Trois questions au Dr El Mountadar Alaoui

« Le secteur public devient de plus en plus dur à supporter pour les médecins »

El Mountadar Alaoui, président du Syndicat national des médecins du secteur public, a répondu à nos questions sur l’épuisement du personnel soignant et l’état des pourparlers engagés avec le ministère de la Santé. 

- Le personnel soignant est en état d’épuisement après une année laborieuse, médecins et infirmiers sont-ils à ce point au bord de l’effondrement ? 

- En vérité, la situation au sein de l’hôpital public n’est guère réjouissante, les conditions de travail sont encore difficiles pour l’ensemble des professionnels que ce soit des médecins, des infirmiers ou des aides-soignants. Sans parler de la rémunération qui reste dérisoire, nous travaillons en sous-effectif et sous pression permanente. Ceci a toujours été le cas même avant la pandémie, celle-ci n’a fait que dévoiler une réalité qui existait bien déjà. Faute de motivation et de perspectives d’évolution, nombreux sont ceux qui songent à démissionner, sachant qu’il existe de nombreux problèmes de mobilité, d’organisation et de valorisation de l’initiative individuelle. 

- Les indemnités exceptionnelles relatives au Covid-19 ont commencé à être versées, le ministère en a-t-il fait assez, selon vous ? 

- Comme tout le monde le sait, les indemnités Covid-19 ne sont que des montants dérisoires que le gouvernement a mis en place pour gagner la sympathie des professionnels de Santé qui ont fait d’énormes sacrifices durant la crise sanitaire. Le montant n’est que symbolique puisque les médecins ayant travaillé dans les services de réanimation et d’autres liés au Covid-19 n’ont obtenu que 4000 dirhams chacun pour toute l’année. Evidemment que c’est insuffisant. En tant que syndicat, ce que nous attendons impatiemment est l’approbation de notre cahier revendicatif, que nous avions présenté depuis longtemps pour remédier aux vrais dysfonctionnements du secteur de la Santé. 

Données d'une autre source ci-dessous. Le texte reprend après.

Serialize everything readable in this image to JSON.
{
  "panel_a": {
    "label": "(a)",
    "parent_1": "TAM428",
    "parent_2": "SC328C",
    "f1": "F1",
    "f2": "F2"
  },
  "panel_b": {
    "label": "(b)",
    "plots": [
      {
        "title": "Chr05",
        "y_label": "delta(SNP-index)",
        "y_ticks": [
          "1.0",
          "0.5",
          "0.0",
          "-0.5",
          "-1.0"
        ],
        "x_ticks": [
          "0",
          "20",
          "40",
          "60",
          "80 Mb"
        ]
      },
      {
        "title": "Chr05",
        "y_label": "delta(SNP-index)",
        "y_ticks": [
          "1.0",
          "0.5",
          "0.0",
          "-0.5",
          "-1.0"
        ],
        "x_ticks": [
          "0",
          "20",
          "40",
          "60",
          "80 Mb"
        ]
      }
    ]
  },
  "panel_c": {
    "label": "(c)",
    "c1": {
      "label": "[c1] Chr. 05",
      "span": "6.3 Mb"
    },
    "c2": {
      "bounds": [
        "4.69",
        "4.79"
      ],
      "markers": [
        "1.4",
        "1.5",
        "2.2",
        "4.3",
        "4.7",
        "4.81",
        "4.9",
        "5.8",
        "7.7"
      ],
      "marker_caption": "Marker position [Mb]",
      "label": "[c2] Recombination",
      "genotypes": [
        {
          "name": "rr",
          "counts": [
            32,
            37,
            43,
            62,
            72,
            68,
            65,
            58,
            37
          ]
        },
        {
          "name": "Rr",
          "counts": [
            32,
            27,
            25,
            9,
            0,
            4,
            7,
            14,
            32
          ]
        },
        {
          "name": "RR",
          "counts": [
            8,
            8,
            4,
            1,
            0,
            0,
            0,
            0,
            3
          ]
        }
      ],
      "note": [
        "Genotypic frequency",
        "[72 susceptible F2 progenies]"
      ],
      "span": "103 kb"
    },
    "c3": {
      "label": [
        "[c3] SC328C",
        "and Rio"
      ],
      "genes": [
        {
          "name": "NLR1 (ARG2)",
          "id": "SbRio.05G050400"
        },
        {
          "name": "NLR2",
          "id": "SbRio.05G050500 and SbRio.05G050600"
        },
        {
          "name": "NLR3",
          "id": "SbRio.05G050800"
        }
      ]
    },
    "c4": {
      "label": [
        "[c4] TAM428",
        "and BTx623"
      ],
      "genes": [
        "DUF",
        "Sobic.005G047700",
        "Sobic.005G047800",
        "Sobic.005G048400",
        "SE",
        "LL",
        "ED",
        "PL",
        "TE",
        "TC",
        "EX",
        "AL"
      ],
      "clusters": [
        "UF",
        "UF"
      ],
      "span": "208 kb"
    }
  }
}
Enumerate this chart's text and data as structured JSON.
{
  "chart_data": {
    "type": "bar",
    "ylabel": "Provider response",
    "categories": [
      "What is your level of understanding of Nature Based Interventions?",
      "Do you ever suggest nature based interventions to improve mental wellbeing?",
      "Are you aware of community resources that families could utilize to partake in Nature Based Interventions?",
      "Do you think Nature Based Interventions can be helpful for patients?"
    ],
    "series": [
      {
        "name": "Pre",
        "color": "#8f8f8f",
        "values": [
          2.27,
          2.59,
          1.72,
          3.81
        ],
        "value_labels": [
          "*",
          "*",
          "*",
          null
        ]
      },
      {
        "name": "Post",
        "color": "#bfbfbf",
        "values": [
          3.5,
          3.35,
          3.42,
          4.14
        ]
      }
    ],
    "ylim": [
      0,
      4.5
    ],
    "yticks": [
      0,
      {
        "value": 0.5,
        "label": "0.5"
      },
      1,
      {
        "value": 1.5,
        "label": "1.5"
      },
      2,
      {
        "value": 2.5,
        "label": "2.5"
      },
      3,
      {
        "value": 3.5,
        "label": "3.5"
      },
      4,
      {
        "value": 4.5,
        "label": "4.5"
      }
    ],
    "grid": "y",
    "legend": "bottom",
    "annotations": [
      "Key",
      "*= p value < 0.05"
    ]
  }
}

- Où en êtes-vous dans les négociations avec le gouvernement sur votre cahier revendicatif ? 

- Toutes les revendications que nous avons exprimées jusqu’à maintenant ont été approuvées par le ministère de la Santé. Pourtant, le dossier est encore entre les mains du ministère de l’Economie et des Finances qui examine le coût financier de nos revendications. En effet, nous avons demandé plus d’investissement en équipements et en ressources humaines, avec une amélioration de notre statut salarial. Je vous rappelle que les médecins sont rémunérés comme détenteurs de master et non comme docteurs.